The Goyder Line is also defined by climate – south of it the precipitation can support agriculture, north of the Line it cannot.  In contrast to the north-south 100th Meridian, the Goyder Line is east-west highlighting the influence of the Southern Ocean as opposed to the Atlantic and Pacific.  Also in contrast to the 100th Meridian, the Goyder Line is absolute, marking the area of agriculture and no agriculture. 

As you drive north from Adelaide you leave the now famous wine regions and areas of fruit, nuts and vegetables and enter the northern wheat fields.  Then all of a sudden, it ends.  Scrub hills and red gum, dry drainages and large sheep stations run by pastoralists (what we would refer to as ranchers).  The land is used for grazing.  Red banded mountains like the Flinders Range rise from the valleys.  Kangaroos and emus bed down under the gum trees to escape midday heat.  The simple difference from the western United States is that there is no water source adequate for large scale irrigation in Australia’s outback.  No Missouri, Colorado, Snake, or San Joaquin.  Attempts to defy the Goyder Line, including the planting of wheat in Wilpena Pound in the Flinders Range during a series of wet years in the 1800’s, failed when drought returned. 

Pastoralists in this part of the outback rely on the massive aquifers of the Great Artesian Basin (GAB) to water stock.  Like the Olgallala aquifer, the GAB receives limited recharge.  Unlike the Olgallala, the GAB quality is marginal even for stock and is not suitable to grow crops. 

“Artesian” in the GAB name means the aquifer is under pressure and a well into it will flow at the surface – similar to early wells in Pullman WA into the Grand Rhonde aquifer.  Pastoralists used this feature, drilling approximately 4000 wells in the late 1800’s to early 1900’s, and leaving them to flow.  This made possible the raising and driving of livestock to market.  The cumulative flow of these bores has begun to impact the GAB and the famous mound springs and waterholes it supports with their rare and fragile ecosystems.  In recent years the Commonwealth, in partnership with the States and Territory overlying the GAB, has implemented a bore rehabilitation program to cap and control the flow. Pastoralists now use stock tanks and run wells only when needed.  The more difficult bores or those that support ecosystems thought important remain.  Some recovery of GAB pressure has been measured.  Life of the rehabilitation is estimated at 30-50 years and no program is yet in place for cap maintenance. 

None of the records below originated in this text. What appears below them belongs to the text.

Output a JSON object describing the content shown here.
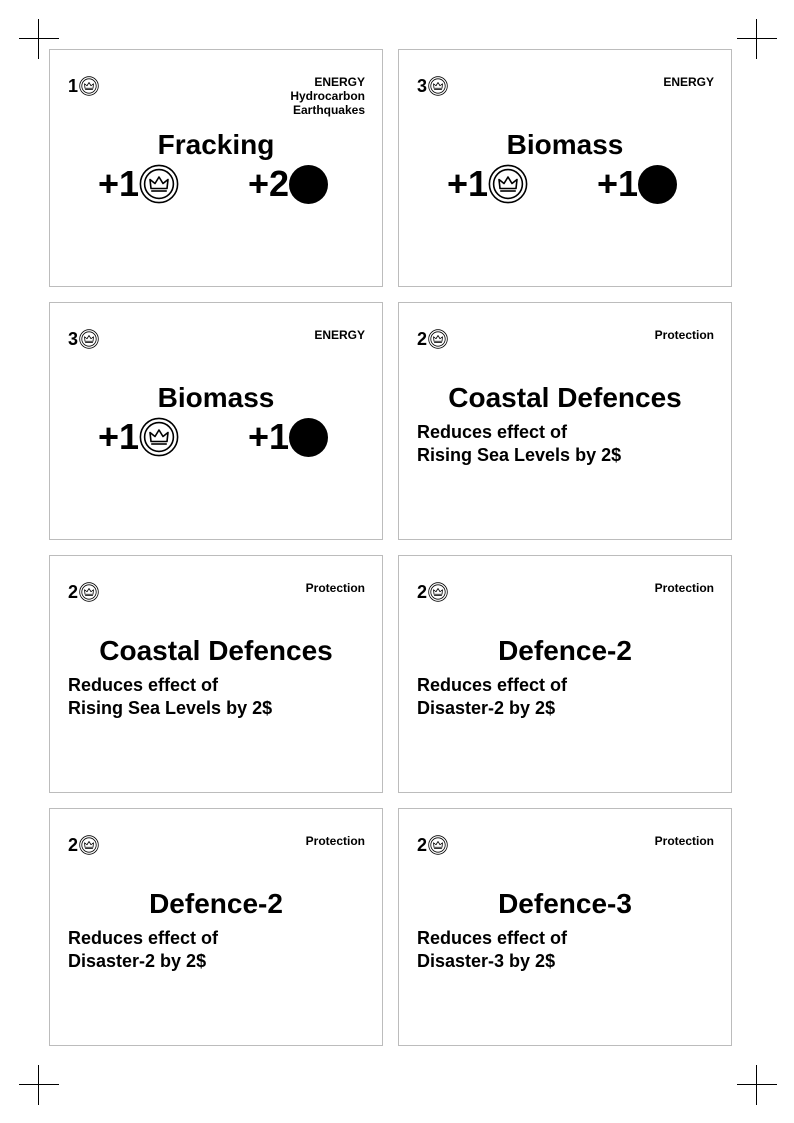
{
  "icons": {
    "coin": "crown-coin-icon",
    "resource": "black-dot-icon"
  },
  "cards": [
    {
      "cost": "1",
      "category": [
        "ENERGY",
        "Hydrocarbon",
        "Earthquakes"
      ],
      "title": "Fracking",
      "effects": [
        {
          "value": "+1",
          "icon": "crown-coin-icon"
        },
        {
          "value": "+2",
          "icon": "black-dot-icon"
        }
      ]
    },
    {
      "cost": "3",
      "category": [
        "ENERGY"
      ],
      "title": "Biomass",
      "effects": [
        {
          "value": "+1",
          "icon": "crown-coin-icon"
        },
        {
          "value": "+1",
          "icon": "black-dot-icon"
        }
      ]
    },
    {
      "cost": "3",
      "category": [
        "ENERGY"
      ],
      "title": "Biomass",
      "effects": [
        {
          "value": "+1",
          "icon": "crown-coin-icon"
        },
        {
          "value": "+1",
          "icon": "black-dot-icon"
        }
      ]
    },
    {
      "cost": "2",
      "category": [
        "Protection"
      ],
      "title": "Coastal Defences",
      "description": [
        "Reduces effect of",
        "Rising Sea Levels by 2$"
      ]
    },
    {
      "cost": "2",
      "category": [
        "Protection"
      ],
      "title": "Coastal Defences",
      "description": [
        "Reduces effect of",
        "Rising Sea Levels by 2$"
      ]
    },
    {
      "cost": "2",
      "category": [
        "Protection"
      ],
      "title": "Defence-2",
      "description": [
        "Reduces effect of",
        "Disaster-2 by 2$"
      ]
    },
    {
      "cost": "2",
      "category": [
        "Protection"
      ],
      "title": "Defence-2",
      "description": [
        "Reduces effect of",
        "Disaster-2 by 2$"
      ]
    },
    {
      "cost": "2",
      "category": [
        "Protection"
      ],
      "title": "Defence-3",
      "description": [
        "Reduces effect of",
        "Disaster-3 by 2$"
      ]
    }
  ]
}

The outback of Australia is as much a lifestyle as it is an ecosystem.  Many of the stations now supplement income with tourism, like Rawnsley Station where we stayed.  Like our western ranch towns, the population is aging with the young headed to the coastal cities.  Whether the capping programs will render the water supply for this lifestyle sustainable, whether enough children will stay to find out, remains to be seen.  Crossing the Goyder Line back into wheat fields and then grapevines, it seems an iconic part of Australia would be lost if they fail.